Hillary Clinton embraces Debbie Wasserman Schultz, the former head of the DNC who conspired against Bernie Sanders’s campaign.
In back-to-back weeks, the two major US political parties held their presidential nominating conventions. Intended to be unifying celebrations, the events highlighted the worst aspects of each party. Republicans shed all pretenses and emerged from their 20-year hate cocoon as full-blown, fear-driven neo-fascists, embracing despotic strongman Donald Trump. Democrats revealed the full extent of their corruption, shrugging their shoulders over leaked emails showing that the party operated essentially as an arm of Hillary Clinton’s campaign to undermine progressive populist Bernie Sanders.
Rather than making earnest attempts at unity, establishment Democrats spent their week seemingly doing everything they could to push Sanders supporters away. Perhaps the chief offense came when Debbie Wasserman Schultz, who has long held the ire and distrust of Sanders supporters, was rewarded with a position in Clinton’s campaign just after stepping down as DNC chair over the email controversy. In the face of such disrespect, not even Sanders’s own calls for unity could prevent many of his supporters from walking out of the DNC.
Yet some level of Democratic unity is essential if a Trump presidency is to be avoided. Trump has been steadily gaining on Clinton in the polls, holding just over her in the current RealClearPolitics average. Both candidates’ historically low approval ratings are now tied nationally. Alarmingly, many establishment Democrats seem less than concerned. Their willful ignorance is reminiscent of Karl Rove in 2012 when he refused to accept, live on FOX News, that Obama had won Ohio.
They are taking Sanders supporters for granted. Because Trump is so loathsome, they are apparently confident that Sanders supporters will turn out on Election Day to oppose him. Many will. But if Clinton’s greatest strength is that she’s not Trump, and she doesn’t offer Sanders supporters much to get excited over in the way of policy, she and the entire world may be in for a rude awakening in November.

Democrats are banking on the danger this man poses to drive voter turnout.
Given the surprisingly few references to Trump at the DNC, the party seems to be hoping he will bury his own campaign under scandal without having to take him head-on. This is also evident in their choice of attack ads, which largely feature clips of the divisive things Trump has said in the hopes they will be offensive enough to turn off Americans without the need for Clinton herself to say much of anything.
But Trump is no ordinary politician. He is the leader of a fascistic political cult who said it best himself when he said, “I could stand in the middle of 5th Avenue and shoot somebody and I wouldn’t lose any voters, OK? It’s like, incredible.” No amount of casual racism, no amount of dangerous warmongering, not even the alleged rape of a 13-year-old girl or the prevalence of Russian oligarchs in his business interests can turn his supporters away.

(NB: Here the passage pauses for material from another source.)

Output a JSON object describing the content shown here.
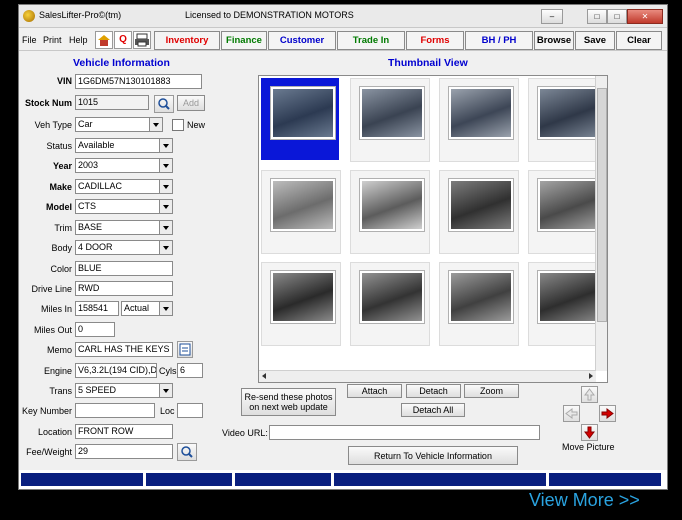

The Clintons can fight dirty, and against Trump they should. They did it to Barack Obama in 2008 when they highlighted his foreignness by releasing a photo of a young Obama dressed in Muslim garb. They did it to Sanders, narrowly skirting campaign finance laws to collaborate with Super PACs and painting his progressive platform – which had broad national support – as politically unrealistic.
Two tactics need to be employed against Trump. One is, sadly, to stoop down to his level. Someone like Al Franken should be weaponized to insinuate Trump has a small penis and to call him ugly. Trump cannot take the high road; he doesn’t even know it’s there. He will self-destruct and embarrass himself. The other, more productive route is to win over Sanders voters by outlining a clear, powerful, progressive agenda for America.
Clinton shouldn’t stop with the vague, feel-good political talk of love trumping hate, but she needs to be more specific than she has been. Americans are concerned about jobs; Clinton should emphasize her plan to invest heavily in infrastructure programs. Americans loved that Trump was self-funding his campaign and now that he’s reneged on that, Clinton turning down big money could make her seem less corrupt and bring over lots of Sanders supporters who know a thing or two about grassroots fundraising.
Banking solely on the danger posed by Donald Trump to drive voter turnout is no way for Democrats to win the White House. This is especially true if the party continues to assume it can get away with whatever it wants in terms of snubbing or insulting Sanders supporters.
If Hillary Clinton becomes the next president, it will be because Sanders supporters are genuinely concerned about the environment and the nation’s minority groups, which will both be under relentless assault during a Trump administration. But it’s only the all-too-existential threat of Trump that gives Clinton any kind of chance of winning Sanders supporters over. The way she and the DNC have treated them, it will be hard to bring them around – and that’s assuming the DNC is smart enough to even try.